BBB disruption in HIVE is associated with mononuclear cell expression of Class II MHC activation markers but not HIV envelope protein. In control (A) and HIV (B) sections labeled for endothelial cells (green fluorochrome), infrequent infiltrating (yellow) mononuclear cells express the MHC Class II activation marker, HLA-DR (red fluorochrome). C: In HIVE sections, perivascular and parenchymal expression of the MHC Class II activation marker (red fluorochrome) is pronounced. D: In HIV sections, gp41-positive cells (green fluorochrome) infiltrate (yellow) and surround blood vessels with intact ZO-1-positive tight junctions (red fluorochrome).

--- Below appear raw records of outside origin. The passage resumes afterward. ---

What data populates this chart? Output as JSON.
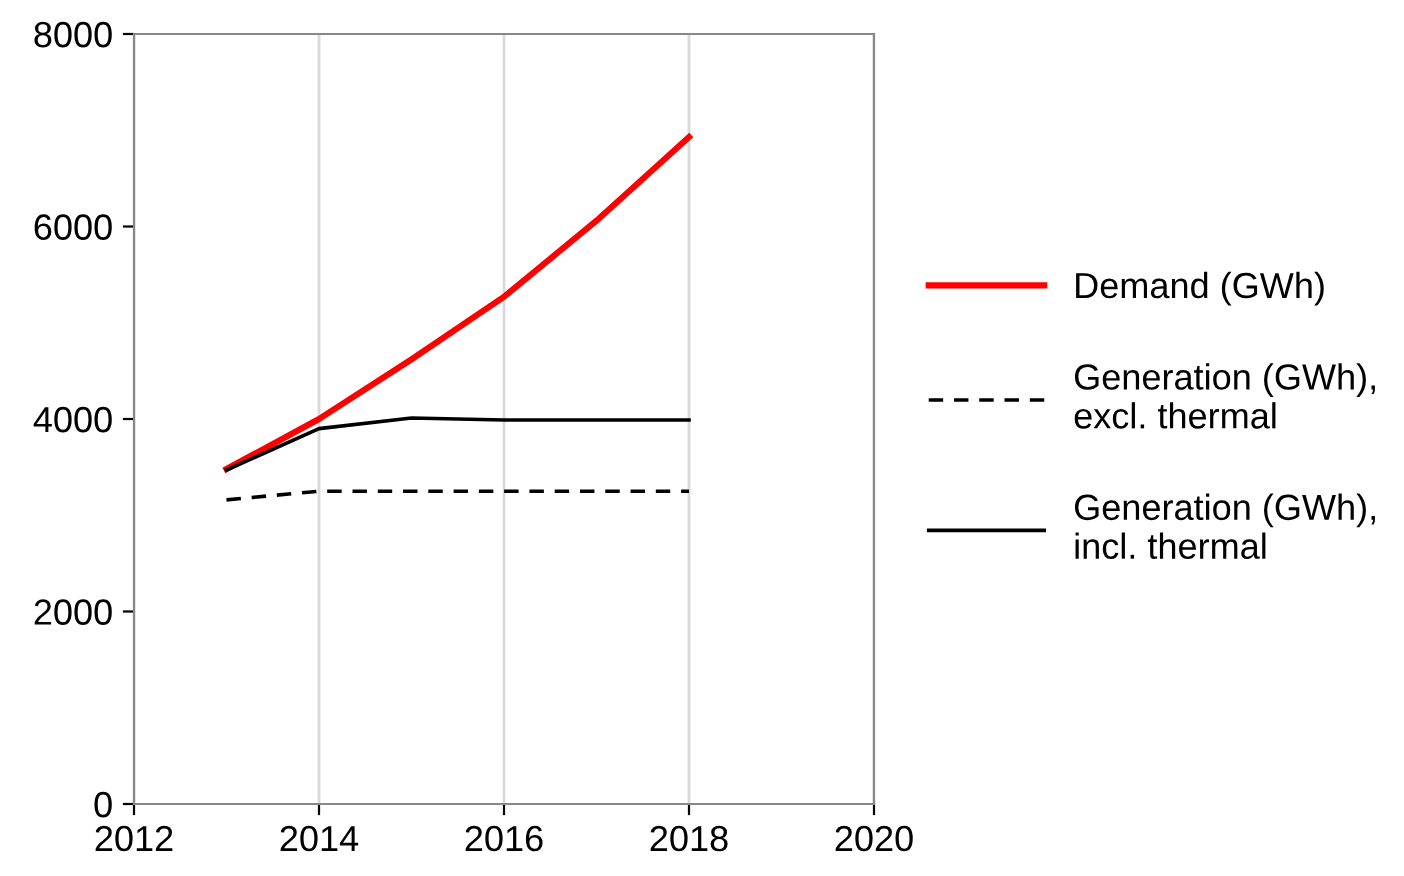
{
  "chart_data": {
    "type": "line",
    "x": [
      2013,
      2014,
      2015,
      2016,
      2017,
      2018
    ],
    "series": [
      {
        "name": "Demand (GWh)",
        "color": "#ff0000",
        "line_style": "solid",
        "values": [
          3480,
          4000,
          4620,
          5270,
          6060,
          6930
        ]
      },
      {
        "name": "Generation (GWh),\nexcl. thermal",
        "color": "#000000",
        "line_style": "dashed",
        "values": [
          3160,
          3250,
          3250,
          3250,
          3250,
          3250
        ]
      },
      {
        "name": "Generation (GWh),\nincl. thermal",
        "color": "#000000",
        "line_style": "solid",
        "values": [
          3470,
          3900,
          4010,
          3990,
          3990,
          3990
        ]
      }
    ],
    "xlim": [
      2012,
      2020
    ],
    "xticks": [
      2012,
      2014,
      2016,
      2018,
      2020
    ],
    "ylim": [
      0,
      8000
    ],
    "yticks": [
      0,
      2000,
      4000,
      6000,
      8000
    ],
    "grid": "x",
    "legend": "right",
    "marker": "none"
  }
}
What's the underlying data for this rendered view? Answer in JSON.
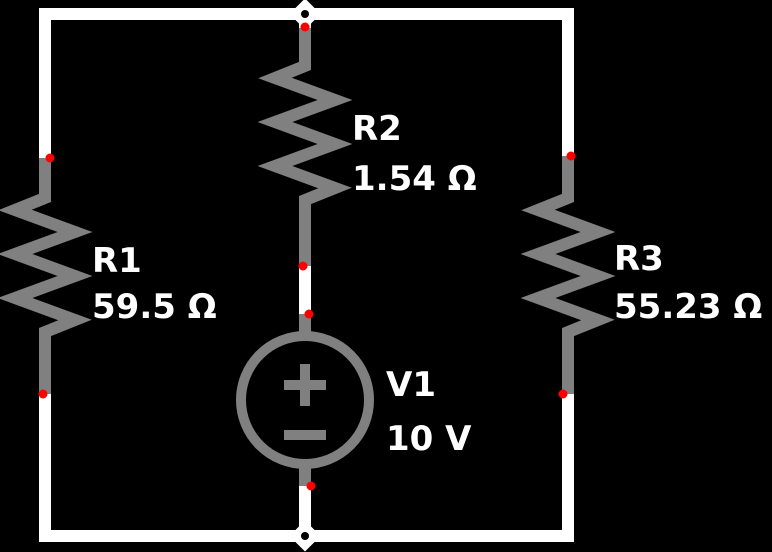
{
  "colors": {
    "background": "#000000",
    "wire": "#ffffff",
    "component": "#808080",
    "terminal_dot": "#ff0000",
    "label": "#ffffff"
  },
  "components": {
    "r1": {
      "name": "R1",
      "value": "59.5 Ω",
      "icon": "resistor-icon"
    },
    "r2": {
      "name": "R2",
      "value": "1.54 Ω",
      "icon": "resistor-icon"
    },
    "r3": {
      "name": "R3",
      "value": "55.23 Ω",
      "icon": "resistor-icon"
    },
    "v1": {
      "name": "V1",
      "value": "10 V",
      "icon": "voltage-source-icon"
    }
  },
  "nodes": {
    "top": "junction-node-icon",
    "bottom": "junction-node-icon"
  }
}
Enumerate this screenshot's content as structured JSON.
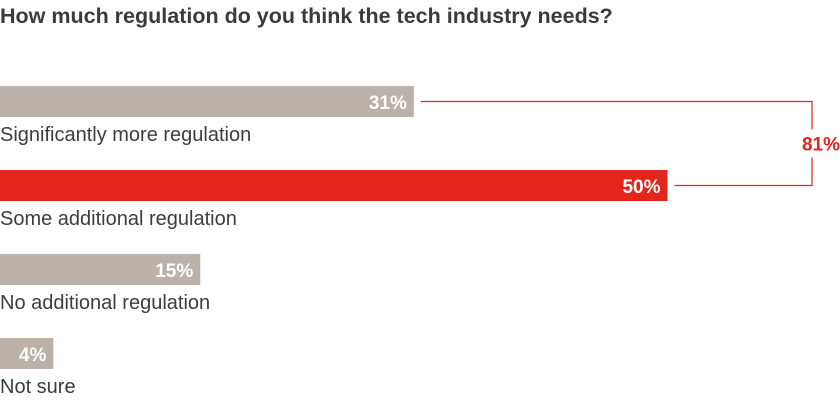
{
  "chart_data": {
    "type": "bar",
    "orientation": "horizontal",
    "title": "How much regulation do you think the tech industry needs?",
    "categories": [
      "Significantly more regulation",
      "Some additional regulation",
      "No additional regulation",
      "Not sure"
    ],
    "values": [
      31,
      50,
      15,
      4
    ],
    "value_labels": [
      "31%",
      "50%",
      "15%",
      "4%"
    ],
    "unit": "%",
    "xlim": [
      0,
      100
    ],
    "grid": false,
    "legend": "none",
    "highlight_index": 1,
    "bracket": {
      "spans": [
        0,
        1
      ],
      "label": "81%"
    },
    "colors": {
      "default_bar": "#bbb1a8",
      "highlight_bar": "#e2261b",
      "bracket": "#e2261b",
      "label_text": "#3d3d3d",
      "value_text": "#ffffff"
    }
  }
}
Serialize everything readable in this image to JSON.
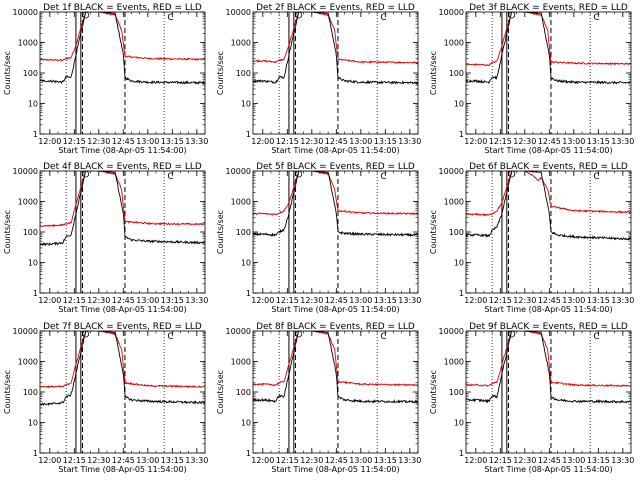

E: In HIVE sections, infiltrating CD68-positive mononuclear cells (green fluorochrome) colocalize focally (yellow) with the HIV envelope protein, gp41 (red fluorochrome). F and G: In HIVE sections, gp41-positive cells (green fluorochrome) associate with both intact and fragmented (large arrowhead) ZO-1-positive tight junctions (red fluorochrome). Likewise, some fragmented tight junctions show no association with gp41-positive cells (small arrowhead, F). H–I: In HIVE sections, fibrinogen-permeable blood vessels (red fluorochrome) are also variably associated with gp41-positive cells (green fluorochrome). A–D, F, and G: Double-label immunofluorescence microscopy; original magnification, ×200. E: Double-label immunofluorescence laser confocal microscopy, original magnification, ×600. H and I: Double-label immunofluorescence laser confocal microscopy, original magnification, ×200. CGM, cortical gray matter; DGM, deep gray matter.